Date: March 27, 2026
Hosts: Alex, Ben, Chris, Dana
Episode Theme:
An irreverent and incisive discussion about the dystopian encroachment of pseudo-military, surveillance-style technology into daily life—particularly in schools. The episode explores how digital hall pass systems (like "Encounter Prevention") designed to prevent student misbehavior actually create new complications, nuisances, and deepen the psychic wounds of late-stage capitalism.
The hosts dissect the implementation of tech-driven monitoring tools in educational settings, framing them as a product of capitalist paranoia and misplaced trust. Through humorous analogy, personal anecdote, and media critique, they demonstrate how such technologies, sold as solutions, often make things worse for students and teachers alike, while reinforcing a culture of distrust.

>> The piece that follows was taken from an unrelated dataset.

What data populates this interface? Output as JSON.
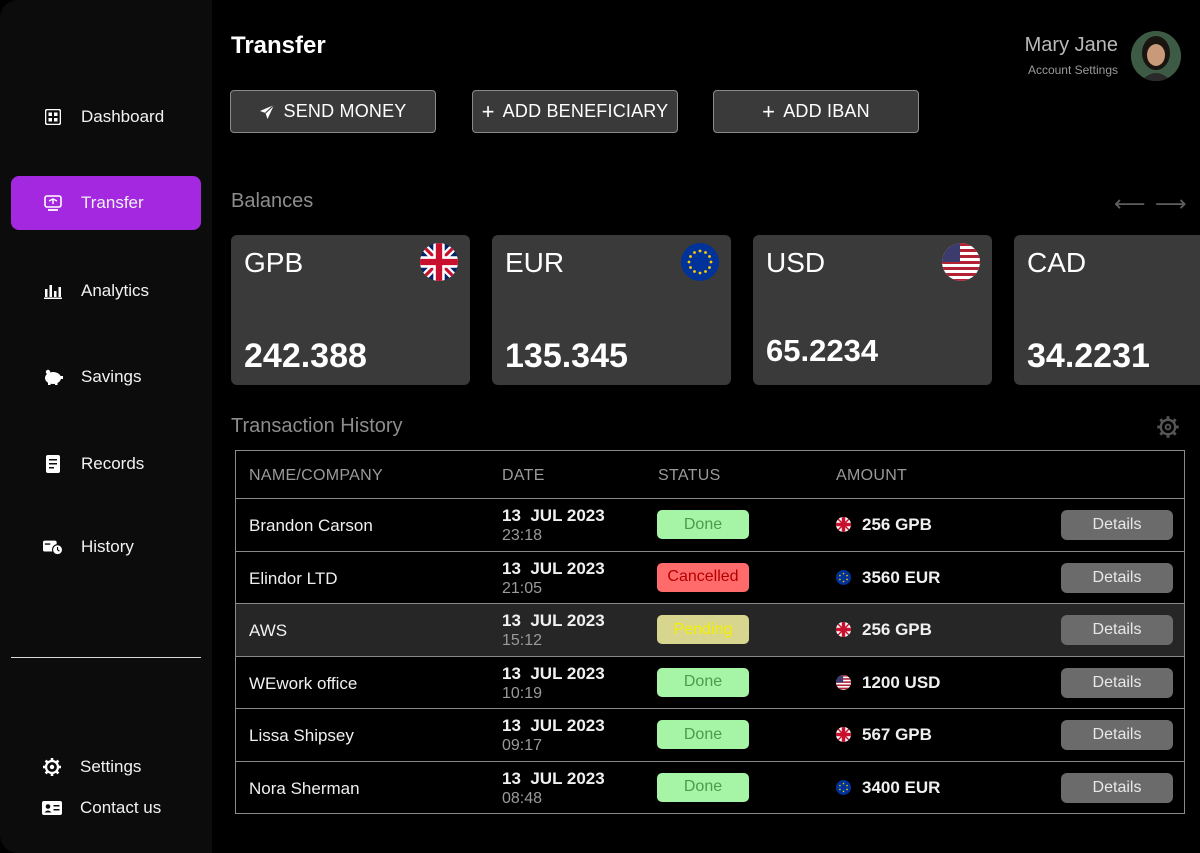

The hosts blend sardonic humor with sharp critique, using irony to highlight the dystopian logic of technologies that surveil and control students under the guise of “efficiency.” The discussion oscillates between biting wit ("Toilet School is the reform school from Akira") and genuine alarm at the consequences for education and freedom.
If you missed the episode, you'll find the TRASHFUTURE crew at their sharpest: uncovering the absurdities, consequences, and ideological roots of policing children with digital hall passes—a microcosm of much broader social transformations under capitalism.